There would almost certainly be another supervolcano eruption one day, Packham said, adding that mankind was choosing to “experiment” with the atmosphere. He asked: “Do we want that on our conscience?”
Packham said showing the impact of climate change could scare people, but that this was part of his job: “Fear is a motivating emotion.” But he added: “We’re not terrifying people … just telling them what’s really happening.”
Such narratives could be depressing, he said, but “I do think we’ve got the ingenuity – we have the adaptability to survive. [However,] it’s the urgency that makes me despair.
“I don’t think enough of those people who are in the decision-making process are feeling it quite enough yet.”
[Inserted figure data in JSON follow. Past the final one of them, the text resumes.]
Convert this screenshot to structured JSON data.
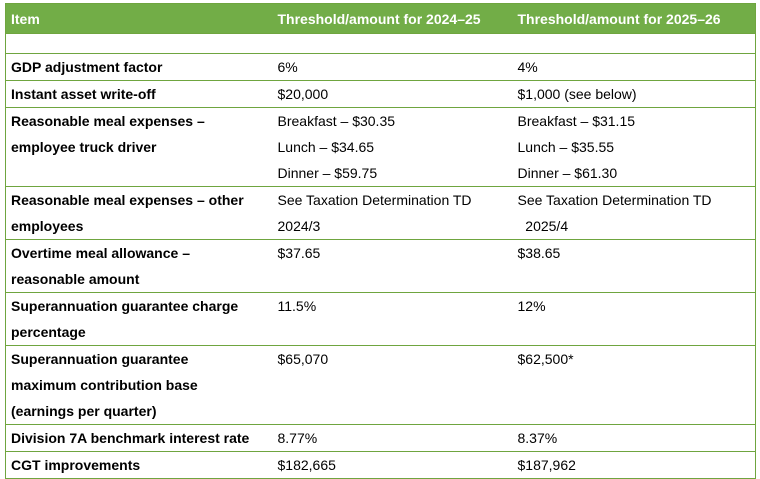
{
  "colors": {
    "header_bg": "#72ad47",
    "header_text": "#ffffff",
    "border": "#6fa53f",
    "body_text": "#000000"
  },
  "table": {
    "columns": [
      "Item",
      "Threshold/amount for 2024–25",
      "Threshold/amount for 2025–26"
    ],
    "rows": [
      {
        "item": [],
        "c1": [],
        "c2": []
      },
      {
        "item": [
          "GDP adjustment factor"
        ],
        "c1": [
          "6%"
        ],
        "c2": [
          "4%"
        ]
      },
      {
        "item": [
          "Instant asset write-off"
        ],
        "c1": [
          "$20,000"
        ],
        "c2": [
          "$1,000 (see below)"
        ]
      },
      {
        "item": [
          "Reasonable meal expenses –",
          "employee truck driver"
        ],
        "c1": [
          "Breakfast – $30.35",
          "Lunch – $34.65",
          "Dinner – $59.75"
        ],
        "c2": [
          "Breakfast – $31.15",
          "Lunch – $35.55",
          "Dinner – $61.30"
        ]
      },
      {
        "item": [
          "Reasonable meal expenses – other",
          "employees"
        ],
        "c1": [
          "See Taxation Determination TD",
          "2024/3"
        ],
        "c2": [
          "See Taxation Determination TD",
          "  2025/4"
        ]
      },
      {
        "item": [
          "Overtime meal allowance –",
          "reasonable amount"
        ],
        "c1": [
          "$37.65"
        ],
        "c2": [
          "$38.65"
        ]
      },
      {
        "item": [
          "Superannuation guarantee charge",
          "percentage"
        ],
        "c1": [
          "11.5%"
        ],
        "c2": [
          "12%"
        ]
      },
      {
        "item": [
          "Superannuation guarantee",
          "maximum contribution base",
          "(earnings per quarter)"
        ],
        "c1": [
          "$65,070"
        ],
        "c2": [
          "$62,500*"
        ]
      },
      {
        "item": [
          "Division 7A benchmark interest rate"
        ],
        "c1": [
          "8.77%"
        ],
        "c2": [
          "8.37%"
        ]
      },
      {
        "item": [
          "CGT improvements"
        ],
        "c1": [
          "$182,665"
        ],
        "c2": [
          "$187,962"
        ]
      }
    ]
  }
}
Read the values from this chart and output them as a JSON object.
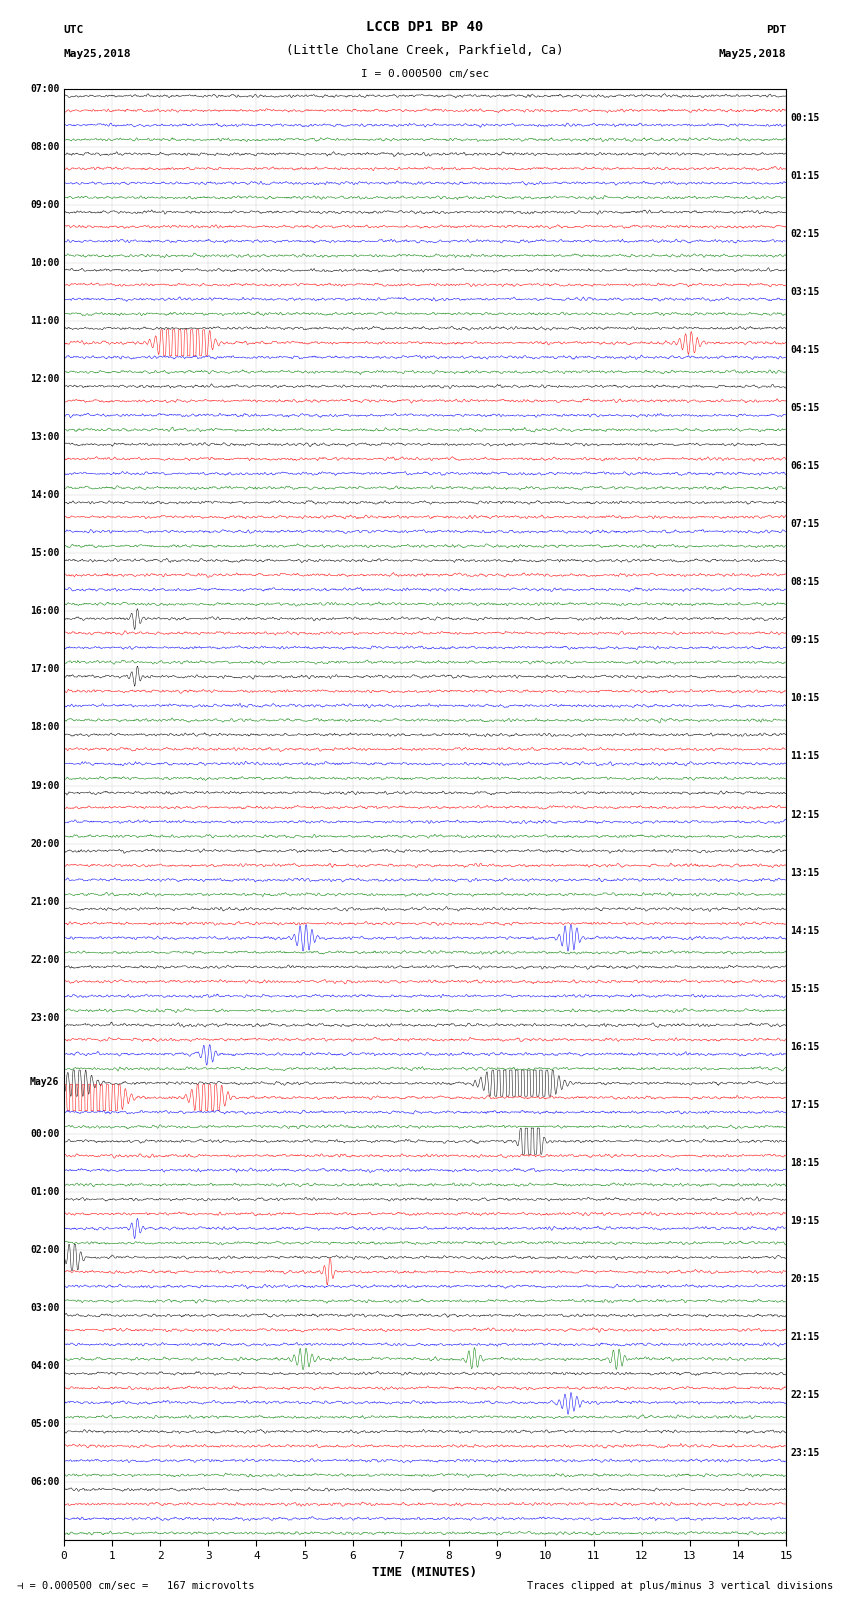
{
  "title_line1": "LCCB DP1 BP 40",
  "title_line2": "(Little Cholane Creek, Parkfield, Ca)",
  "scale_text": "I = 0.000500 cm/sec",
  "utc_label": "UTC",
  "pdt_label": "PDT",
  "date_left": "May25,2018",
  "date_right": "May25,2018",
  "xlabel": "TIME (MINUTES)",
  "footer_left": "= 0.000500 cm/sec =   167 microvolts",
  "footer_right": "Traces clipped at plus/minus 3 vertical divisions",
  "bg_color": "#ffffff",
  "row_colors": [
    "black",
    "red",
    "blue",
    "green"
  ],
  "xlim": [
    0,
    15
  ],
  "xticks": [
    0,
    1,
    2,
    3,
    4,
    5,
    6,
    7,
    8,
    9,
    10,
    11,
    12,
    13,
    14,
    15
  ],
  "left_times": [
    "07:00",
    "08:00",
    "09:00",
    "10:00",
    "11:00",
    "12:00",
    "13:00",
    "14:00",
    "15:00",
    "16:00",
    "17:00",
    "18:00",
    "19:00",
    "20:00",
    "21:00",
    "22:00",
    "23:00",
    "May26",
    "00:00",
    "01:00",
    "02:00",
    "03:00",
    "04:00",
    "05:00",
    "06:00"
  ],
  "right_times": [
    "00:15",
    "01:15",
    "02:15",
    "03:15",
    "04:15",
    "05:15",
    "06:15",
    "07:15",
    "08:15",
    "09:15",
    "10:15",
    "11:15",
    "12:15",
    "13:15",
    "14:15",
    "15:15",
    "16:15",
    "17:15",
    "18:15",
    "19:15",
    "20:15",
    "21:15",
    "22:15",
    "23:15"
  ],
  "num_rows": 25,
  "traces_per_row": 4,
  "gridline_color": "#aaaaaa",
  "gridline_alpha": 0.6
}
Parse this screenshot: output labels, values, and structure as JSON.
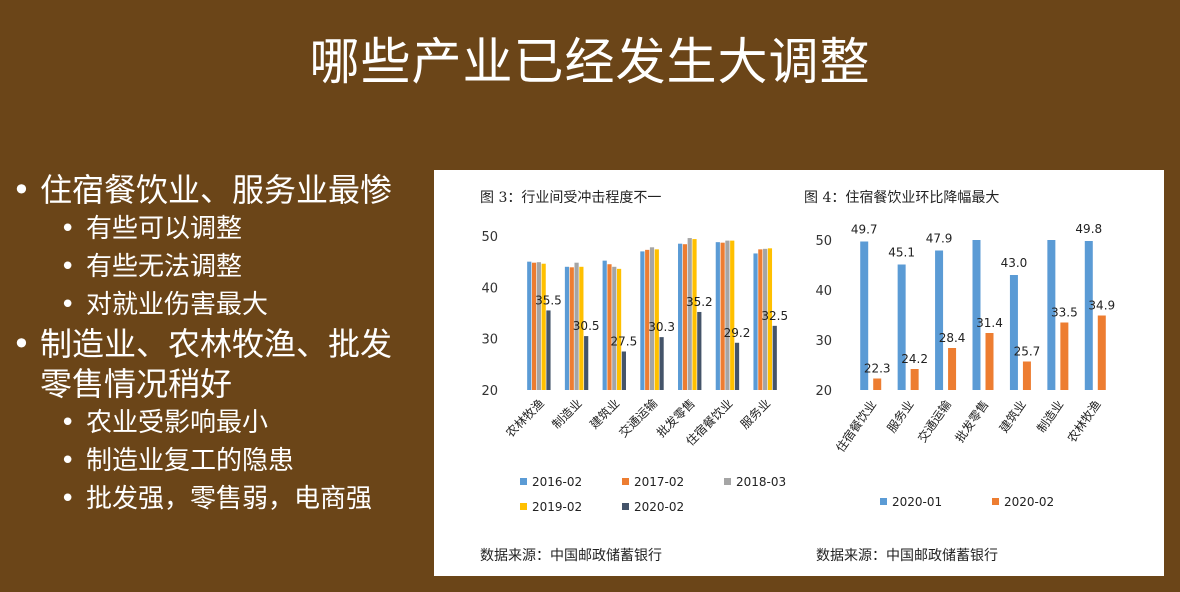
{
  "slide": {
    "title": "哪些产业已经发生大调整",
    "bullets": [
      {
        "text": "住宿餐饮业、服务业最惨",
        "sub": [
          "有些可以调整",
          "有些无法调整",
          "对就业伤害最大"
        ]
      },
      {
        "text": "制造业、农林牧渔、批发零售情况稍好",
        "sub": [
          "农业受影响最小",
          "制造业复工的隐患",
          "批发强，零售弱，电商强"
        ]
      }
    ]
  },
  "chart_data": [
    {
      "type": "bar",
      "title": "图 3：行业间受冲击程度不一",
      "source": "数据来源：中国邮政储蓄银行",
      "categories": [
        "农林牧渔",
        "制造业",
        "建筑业",
        "交通运输",
        "批发零售",
        "住宿餐饮业",
        "服务业"
      ],
      "ylim": [
        20,
        50
      ],
      "yticks": [
        20,
        30,
        40,
        50
      ],
      "series": [
        {
          "name": "2016-02",
          "color": "#5b9bd5",
          "values": [
            45.0,
            44.0,
            45.2,
            47.0,
            48.5,
            48.8,
            46.6
          ]
        },
        {
          "name": "2017-02",
          "color": "#ed7d31",
          "values": [
            44.8,
            43.9,
            44.5,
            47.3,
            48.4,
            48.7,
            47.4
          ]
        },
        {
          "name": "2018-03",
          "color": "#a5a5a5",
          "values": [
            44.9,
            44.8,
            44.0,
            47.8,
            49.6,
            49.1,
            47.5
          ]
        },
        {
          "name": "2019-02",
          "color": "#ffc000",
          "values": [
            44.6,
            44.0,
            43.6,
            47.4,
            49.4,
            49.1,
            47.6
          ]
        },
        {
          "name": "2020-02",
          "color": "#44546a",
          "values": [
            35.5,
            30.5,
            27.5,
            30.3,
            35.2,
            29.2,
            32.5
          ]
        }
      ],
      "data_labels": [
        "35.5",
        "30.5",
        "27.5",
        "30.3",
        "35.2",
        "29.2",
        "32.5"
      ]
    },
    {
      "type": "bar",
      "title": "图 4：住宿餐饮业环比降幅最大",
      "source": "数据来源：中国邮政储蓄银行",
      "categories": [
        "住宿餐饮业",
        "服务业",
        "交通运输",
        "批发零售",
        "建筑业",
        "制造业",
        "农林牧渔"
      ],
      "ylim": [
        20,
        50
      ],
      "yticks": [
        20,
        30,
        40,
        50
      ],
      "series": [
        {
          "name": "2020-01",
          "color": "#5b9bd5",
          "values": [
            49.7,
            45.1,
            47.9,
            50.0,
            43.0,
            50.0,
            49.8
          ]
        },
        {
          "name": "2020-02",
          "color": "#ed7d31",
          "values": [
            22.3,
            24.2,
            28.4,
            31.4,
            25.7,
            33.5,
            34.9
          ]
        }
      ],
      "data_labels_s1": [
        "49.7",
        "45.1",
        "47.9",
        "",
        "43.0",
        "",
        "49.8"
      ],
      "data_labels_s2": [
        "22.3",
        "24.2",
        "28.4",
        "31.4",
        "25.7",
        "33.5",
        "34.9"
      ]
    }
  ]
}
Packham said society needed to “look at our global governors and make sure we elect people who are going to make those changes assertively and rapidly”. He said he hoped the series would help by showing how unique Earth is.
In a speech he wrote to end the series (which minimised its carbon footprint by filming in as few locations as possible) he argued that the power of humanity could mitigate climate change by “putting Earth first”.
He said the Open University and BBC Studios show had many “wow” moments that he hoped people would discuss “over a pint”, including that fungi once covered Earth and that it rained for 2 million years.
The naturalist is also exploring, for Channel 4, the topic of environmental activism, which he said he was “concerned … probably isn’t working as optimally as it needs to”.
He told the Guardian he had spoken to Greta Thunberg and Attenborough about what they could do next, asking them what happened after their meetings with world leaders: “To paraphrase, they both said, ‘They listened, but then they forgot it the next morning.’”
Packham is contemplating blocking some climate deniers who follow him on Twitter and told the Guardian that “we need regulation of social media”, saying: “I fear for young people.”
Recently the presenter won a libel case over an online campaign against him which he said highlighted the “oppression and repression that scientists are facing due to social media harassment”.
He downplayed comparisons to Attenborough, saying: “David is still very much alive and kicking. I never consider myself as a parallel to him at all. I think we’re very different – he’s brilliant, and I’m not quite so brilliant.”